Bayer is partnering with Ducks Unlimited, industry, and several land-grant universities in an upper Midwest winter wheat research and education initiative. Here are six recommendations garnered so far to successfully grow winter wheat.

● Select variety. Matching the top variety in the right field is key. Most varieties are still public, but there are more private varieties coming in the market, says Wrucke.

● Manage disease. Unless it's a totally dry year, a winter wheat fungicide program is essential, says Wrucke. “That includes a seed treatment program in the fall and then a good scab fungicide.”

● Kill the green bridge with a burndown herbicide. “Make sure there is no green material in the field for two weeks prior to planting and emergence,” says Wrucke. “Green materials harbor disease and insects, and transfer to the new crop. Barley yellow dwarf can be transferred by aphids. So make sure you get good burndown in those fields.”

● Minimize winterkill. Planting into stubble can help prevent winterkill. “If you don't have stubble, you've worked to dry those fields out, and it's black, then you need to seed something like flax rows every 50 feet or so to catch snow,” says Wrucke. “The more snow you keep on the winter wheat crop through the winter, the better the survival rate.”

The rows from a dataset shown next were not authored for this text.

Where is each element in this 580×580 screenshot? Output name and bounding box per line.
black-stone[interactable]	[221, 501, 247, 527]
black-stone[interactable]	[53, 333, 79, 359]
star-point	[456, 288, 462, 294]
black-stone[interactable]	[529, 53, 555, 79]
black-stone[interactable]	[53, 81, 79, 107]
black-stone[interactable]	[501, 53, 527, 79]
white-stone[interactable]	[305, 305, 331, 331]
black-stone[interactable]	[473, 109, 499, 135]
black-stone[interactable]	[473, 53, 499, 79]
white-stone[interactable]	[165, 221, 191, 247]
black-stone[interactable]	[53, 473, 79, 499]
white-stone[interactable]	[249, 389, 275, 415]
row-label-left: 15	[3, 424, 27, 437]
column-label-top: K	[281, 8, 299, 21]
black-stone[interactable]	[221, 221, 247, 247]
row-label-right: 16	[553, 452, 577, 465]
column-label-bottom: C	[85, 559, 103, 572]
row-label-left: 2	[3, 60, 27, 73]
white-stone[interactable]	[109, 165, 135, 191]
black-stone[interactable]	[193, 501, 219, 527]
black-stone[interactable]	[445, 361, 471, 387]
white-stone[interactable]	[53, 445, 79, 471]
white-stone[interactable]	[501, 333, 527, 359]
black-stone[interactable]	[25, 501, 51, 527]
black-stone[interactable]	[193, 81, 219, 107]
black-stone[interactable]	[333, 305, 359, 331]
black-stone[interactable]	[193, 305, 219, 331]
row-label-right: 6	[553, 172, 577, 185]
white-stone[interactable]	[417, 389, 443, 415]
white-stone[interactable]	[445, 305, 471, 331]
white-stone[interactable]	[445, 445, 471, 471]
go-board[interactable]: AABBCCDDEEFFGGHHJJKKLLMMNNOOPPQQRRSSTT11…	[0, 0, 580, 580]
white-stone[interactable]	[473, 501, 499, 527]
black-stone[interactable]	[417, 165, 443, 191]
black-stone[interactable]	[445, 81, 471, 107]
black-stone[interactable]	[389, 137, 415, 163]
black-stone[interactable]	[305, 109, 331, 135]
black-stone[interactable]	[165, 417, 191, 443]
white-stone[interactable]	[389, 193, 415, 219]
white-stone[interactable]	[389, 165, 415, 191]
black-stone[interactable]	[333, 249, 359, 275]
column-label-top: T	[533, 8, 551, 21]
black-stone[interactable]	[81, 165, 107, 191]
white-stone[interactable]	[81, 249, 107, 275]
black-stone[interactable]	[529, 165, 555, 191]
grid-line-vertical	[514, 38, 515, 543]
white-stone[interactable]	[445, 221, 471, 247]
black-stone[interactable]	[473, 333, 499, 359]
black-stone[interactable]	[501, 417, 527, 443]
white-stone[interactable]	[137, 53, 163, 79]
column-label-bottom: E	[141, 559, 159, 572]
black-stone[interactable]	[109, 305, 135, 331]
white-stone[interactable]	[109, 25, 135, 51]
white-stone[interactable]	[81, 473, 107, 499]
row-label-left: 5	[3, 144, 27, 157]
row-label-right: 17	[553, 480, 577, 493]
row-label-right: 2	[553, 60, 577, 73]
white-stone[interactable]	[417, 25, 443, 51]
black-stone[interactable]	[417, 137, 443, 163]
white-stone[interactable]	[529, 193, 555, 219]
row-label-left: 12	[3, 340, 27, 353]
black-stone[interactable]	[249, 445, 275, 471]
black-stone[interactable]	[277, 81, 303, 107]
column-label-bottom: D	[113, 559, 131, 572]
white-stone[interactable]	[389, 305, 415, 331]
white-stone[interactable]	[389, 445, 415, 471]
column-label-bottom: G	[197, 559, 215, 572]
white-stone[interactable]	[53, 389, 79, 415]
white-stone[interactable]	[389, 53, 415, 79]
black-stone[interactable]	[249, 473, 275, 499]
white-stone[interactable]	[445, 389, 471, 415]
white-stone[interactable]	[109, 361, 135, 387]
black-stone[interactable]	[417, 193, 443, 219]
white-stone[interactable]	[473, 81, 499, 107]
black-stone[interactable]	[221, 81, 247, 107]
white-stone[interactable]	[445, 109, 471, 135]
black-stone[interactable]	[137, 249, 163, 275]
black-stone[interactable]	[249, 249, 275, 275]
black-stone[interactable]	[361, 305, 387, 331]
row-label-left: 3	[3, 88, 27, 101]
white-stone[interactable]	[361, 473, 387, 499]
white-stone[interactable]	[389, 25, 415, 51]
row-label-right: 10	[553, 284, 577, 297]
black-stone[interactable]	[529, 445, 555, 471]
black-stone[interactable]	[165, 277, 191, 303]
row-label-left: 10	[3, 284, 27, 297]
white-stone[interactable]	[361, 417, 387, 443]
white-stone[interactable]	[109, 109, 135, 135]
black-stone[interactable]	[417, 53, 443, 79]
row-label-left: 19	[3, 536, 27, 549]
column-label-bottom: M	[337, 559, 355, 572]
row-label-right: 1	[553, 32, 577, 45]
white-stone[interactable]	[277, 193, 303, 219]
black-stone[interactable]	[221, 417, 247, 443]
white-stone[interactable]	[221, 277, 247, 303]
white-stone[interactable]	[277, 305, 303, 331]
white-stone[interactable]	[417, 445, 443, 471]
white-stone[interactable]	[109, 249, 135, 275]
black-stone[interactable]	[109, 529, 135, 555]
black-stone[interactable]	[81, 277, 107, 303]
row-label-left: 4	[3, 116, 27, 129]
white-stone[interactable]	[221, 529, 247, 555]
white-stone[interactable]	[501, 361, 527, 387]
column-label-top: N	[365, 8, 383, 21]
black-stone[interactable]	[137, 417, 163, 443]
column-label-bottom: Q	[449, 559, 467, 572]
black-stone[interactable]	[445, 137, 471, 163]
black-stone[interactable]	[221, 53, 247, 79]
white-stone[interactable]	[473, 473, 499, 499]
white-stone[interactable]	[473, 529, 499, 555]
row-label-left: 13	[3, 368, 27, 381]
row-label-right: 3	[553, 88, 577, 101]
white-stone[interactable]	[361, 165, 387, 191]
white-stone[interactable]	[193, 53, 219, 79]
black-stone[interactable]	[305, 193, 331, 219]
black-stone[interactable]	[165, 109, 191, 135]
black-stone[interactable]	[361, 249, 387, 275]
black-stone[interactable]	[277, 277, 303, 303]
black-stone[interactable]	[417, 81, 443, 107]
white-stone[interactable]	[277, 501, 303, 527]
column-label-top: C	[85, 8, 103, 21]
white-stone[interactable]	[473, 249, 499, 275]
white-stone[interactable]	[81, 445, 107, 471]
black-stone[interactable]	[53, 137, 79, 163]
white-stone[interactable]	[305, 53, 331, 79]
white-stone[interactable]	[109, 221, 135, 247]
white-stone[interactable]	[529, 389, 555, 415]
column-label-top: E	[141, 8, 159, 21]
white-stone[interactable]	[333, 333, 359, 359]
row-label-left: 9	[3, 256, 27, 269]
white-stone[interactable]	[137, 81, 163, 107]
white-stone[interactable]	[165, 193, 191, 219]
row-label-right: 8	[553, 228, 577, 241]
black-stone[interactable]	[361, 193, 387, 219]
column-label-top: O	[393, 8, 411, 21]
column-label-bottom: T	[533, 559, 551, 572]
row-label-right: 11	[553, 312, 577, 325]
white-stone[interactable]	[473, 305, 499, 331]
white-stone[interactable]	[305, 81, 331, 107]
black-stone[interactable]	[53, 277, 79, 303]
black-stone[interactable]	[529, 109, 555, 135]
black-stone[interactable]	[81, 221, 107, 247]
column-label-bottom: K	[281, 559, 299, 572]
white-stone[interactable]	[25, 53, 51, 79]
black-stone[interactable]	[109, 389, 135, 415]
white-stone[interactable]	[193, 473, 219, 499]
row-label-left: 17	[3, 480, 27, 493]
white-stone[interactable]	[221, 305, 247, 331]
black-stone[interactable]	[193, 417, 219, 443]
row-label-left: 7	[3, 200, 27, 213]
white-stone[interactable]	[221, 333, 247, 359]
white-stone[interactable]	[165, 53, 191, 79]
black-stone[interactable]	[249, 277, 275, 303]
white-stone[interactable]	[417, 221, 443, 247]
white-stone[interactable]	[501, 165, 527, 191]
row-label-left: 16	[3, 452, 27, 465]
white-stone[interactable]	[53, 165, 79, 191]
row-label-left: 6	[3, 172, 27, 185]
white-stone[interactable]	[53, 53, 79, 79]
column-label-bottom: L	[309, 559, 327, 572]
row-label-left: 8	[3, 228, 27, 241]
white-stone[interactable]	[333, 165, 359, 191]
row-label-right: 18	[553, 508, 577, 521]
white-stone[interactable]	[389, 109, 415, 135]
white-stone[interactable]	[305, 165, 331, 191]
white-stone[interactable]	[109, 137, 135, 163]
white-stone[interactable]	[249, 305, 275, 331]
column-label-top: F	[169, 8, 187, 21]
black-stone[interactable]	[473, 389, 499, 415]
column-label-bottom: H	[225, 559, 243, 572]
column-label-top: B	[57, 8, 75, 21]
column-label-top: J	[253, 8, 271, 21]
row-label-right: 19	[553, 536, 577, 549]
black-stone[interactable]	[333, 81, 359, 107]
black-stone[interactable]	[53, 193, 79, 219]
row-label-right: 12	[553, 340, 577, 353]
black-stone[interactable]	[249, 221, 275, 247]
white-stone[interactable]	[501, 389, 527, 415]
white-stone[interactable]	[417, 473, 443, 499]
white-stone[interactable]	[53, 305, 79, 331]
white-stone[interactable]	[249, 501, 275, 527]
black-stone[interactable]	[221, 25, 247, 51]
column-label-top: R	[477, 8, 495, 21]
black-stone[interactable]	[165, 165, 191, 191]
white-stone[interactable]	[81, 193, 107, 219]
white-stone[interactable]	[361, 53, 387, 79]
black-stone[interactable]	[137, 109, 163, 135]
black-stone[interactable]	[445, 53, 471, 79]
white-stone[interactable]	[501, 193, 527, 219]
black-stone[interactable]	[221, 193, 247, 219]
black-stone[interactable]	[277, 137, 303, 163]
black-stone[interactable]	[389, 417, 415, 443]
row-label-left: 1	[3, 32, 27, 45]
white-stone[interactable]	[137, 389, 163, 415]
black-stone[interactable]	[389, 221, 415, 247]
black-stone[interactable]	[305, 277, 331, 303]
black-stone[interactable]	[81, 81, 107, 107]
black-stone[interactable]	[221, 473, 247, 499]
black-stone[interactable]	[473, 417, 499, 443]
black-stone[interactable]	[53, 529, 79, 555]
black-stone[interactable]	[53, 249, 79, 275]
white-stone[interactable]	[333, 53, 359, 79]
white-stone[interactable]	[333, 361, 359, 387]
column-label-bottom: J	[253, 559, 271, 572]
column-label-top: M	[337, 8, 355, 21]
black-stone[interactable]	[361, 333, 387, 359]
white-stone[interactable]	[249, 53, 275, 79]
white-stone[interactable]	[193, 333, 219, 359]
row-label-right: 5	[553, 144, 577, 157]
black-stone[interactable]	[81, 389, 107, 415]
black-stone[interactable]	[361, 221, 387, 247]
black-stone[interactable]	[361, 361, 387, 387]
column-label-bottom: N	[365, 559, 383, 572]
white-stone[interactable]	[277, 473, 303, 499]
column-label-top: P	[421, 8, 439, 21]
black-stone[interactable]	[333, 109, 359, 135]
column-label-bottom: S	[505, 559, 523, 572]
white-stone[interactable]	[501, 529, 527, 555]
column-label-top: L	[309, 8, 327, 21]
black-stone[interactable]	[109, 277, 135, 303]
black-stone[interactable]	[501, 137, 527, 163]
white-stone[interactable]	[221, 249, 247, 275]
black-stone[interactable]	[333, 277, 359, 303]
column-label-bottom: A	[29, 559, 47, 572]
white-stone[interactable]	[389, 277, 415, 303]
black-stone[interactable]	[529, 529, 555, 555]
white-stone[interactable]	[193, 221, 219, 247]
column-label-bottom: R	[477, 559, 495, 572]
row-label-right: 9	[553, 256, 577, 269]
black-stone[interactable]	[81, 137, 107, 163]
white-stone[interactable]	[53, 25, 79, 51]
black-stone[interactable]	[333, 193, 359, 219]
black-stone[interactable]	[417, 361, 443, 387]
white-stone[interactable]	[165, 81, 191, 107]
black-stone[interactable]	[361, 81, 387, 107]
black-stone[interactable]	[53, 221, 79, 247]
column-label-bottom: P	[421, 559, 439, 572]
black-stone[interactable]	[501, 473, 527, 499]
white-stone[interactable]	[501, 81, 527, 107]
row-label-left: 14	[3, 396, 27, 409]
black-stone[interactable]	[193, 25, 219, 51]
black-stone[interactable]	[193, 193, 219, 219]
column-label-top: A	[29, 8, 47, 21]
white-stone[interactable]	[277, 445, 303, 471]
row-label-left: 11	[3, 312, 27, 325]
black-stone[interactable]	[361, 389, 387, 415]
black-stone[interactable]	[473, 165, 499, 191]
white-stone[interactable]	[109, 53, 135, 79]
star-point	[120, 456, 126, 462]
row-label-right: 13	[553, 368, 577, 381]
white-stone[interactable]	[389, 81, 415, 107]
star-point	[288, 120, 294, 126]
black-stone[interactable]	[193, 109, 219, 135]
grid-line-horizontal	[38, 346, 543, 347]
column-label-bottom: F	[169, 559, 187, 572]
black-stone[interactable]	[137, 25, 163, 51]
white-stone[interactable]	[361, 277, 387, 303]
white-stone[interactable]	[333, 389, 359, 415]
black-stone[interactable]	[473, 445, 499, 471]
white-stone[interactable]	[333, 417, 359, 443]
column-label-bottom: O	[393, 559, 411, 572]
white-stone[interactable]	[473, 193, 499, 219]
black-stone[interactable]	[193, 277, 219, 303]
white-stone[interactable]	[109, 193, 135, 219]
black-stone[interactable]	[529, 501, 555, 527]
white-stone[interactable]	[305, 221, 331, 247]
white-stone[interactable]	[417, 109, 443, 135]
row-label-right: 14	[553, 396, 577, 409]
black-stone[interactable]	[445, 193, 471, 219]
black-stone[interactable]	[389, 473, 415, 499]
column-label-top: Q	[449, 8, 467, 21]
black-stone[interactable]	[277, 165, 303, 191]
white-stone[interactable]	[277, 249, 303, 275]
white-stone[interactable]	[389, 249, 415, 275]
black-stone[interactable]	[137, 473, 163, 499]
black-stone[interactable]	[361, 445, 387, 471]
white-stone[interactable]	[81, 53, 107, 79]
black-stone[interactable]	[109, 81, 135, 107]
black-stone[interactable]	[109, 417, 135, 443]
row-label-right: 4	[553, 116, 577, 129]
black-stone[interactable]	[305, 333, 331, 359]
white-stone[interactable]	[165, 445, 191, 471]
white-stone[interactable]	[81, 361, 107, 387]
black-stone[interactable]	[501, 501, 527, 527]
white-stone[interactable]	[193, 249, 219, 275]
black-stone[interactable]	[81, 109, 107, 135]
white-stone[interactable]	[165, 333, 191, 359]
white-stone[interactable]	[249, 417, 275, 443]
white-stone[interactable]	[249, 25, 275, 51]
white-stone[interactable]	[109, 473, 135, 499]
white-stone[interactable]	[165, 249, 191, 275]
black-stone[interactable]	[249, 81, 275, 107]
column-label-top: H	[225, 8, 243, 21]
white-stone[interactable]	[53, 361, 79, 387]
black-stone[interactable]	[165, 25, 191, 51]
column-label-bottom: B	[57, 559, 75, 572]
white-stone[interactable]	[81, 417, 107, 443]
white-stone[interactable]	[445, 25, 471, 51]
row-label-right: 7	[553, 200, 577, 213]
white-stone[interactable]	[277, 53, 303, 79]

Winterkill occurs when winter wheat is exposed to subfreezing temperatures. “The biggest concern for winterkill is when it's exposed to freezing and thawing. It helps to have snow on top of it,” Wrucke says.

● Fertilize. A multipronged fertility strategy works well. One strategy is a planting-time fertilizer application followed by one in early spring, says Wrucke.

● Seed sufficiently. Seeding rates typically hover around 1 million to 1.2 million seeds per acre. Winter wheat fares best when it's seeded in the upper Midwest around mid-September, says Wrucke.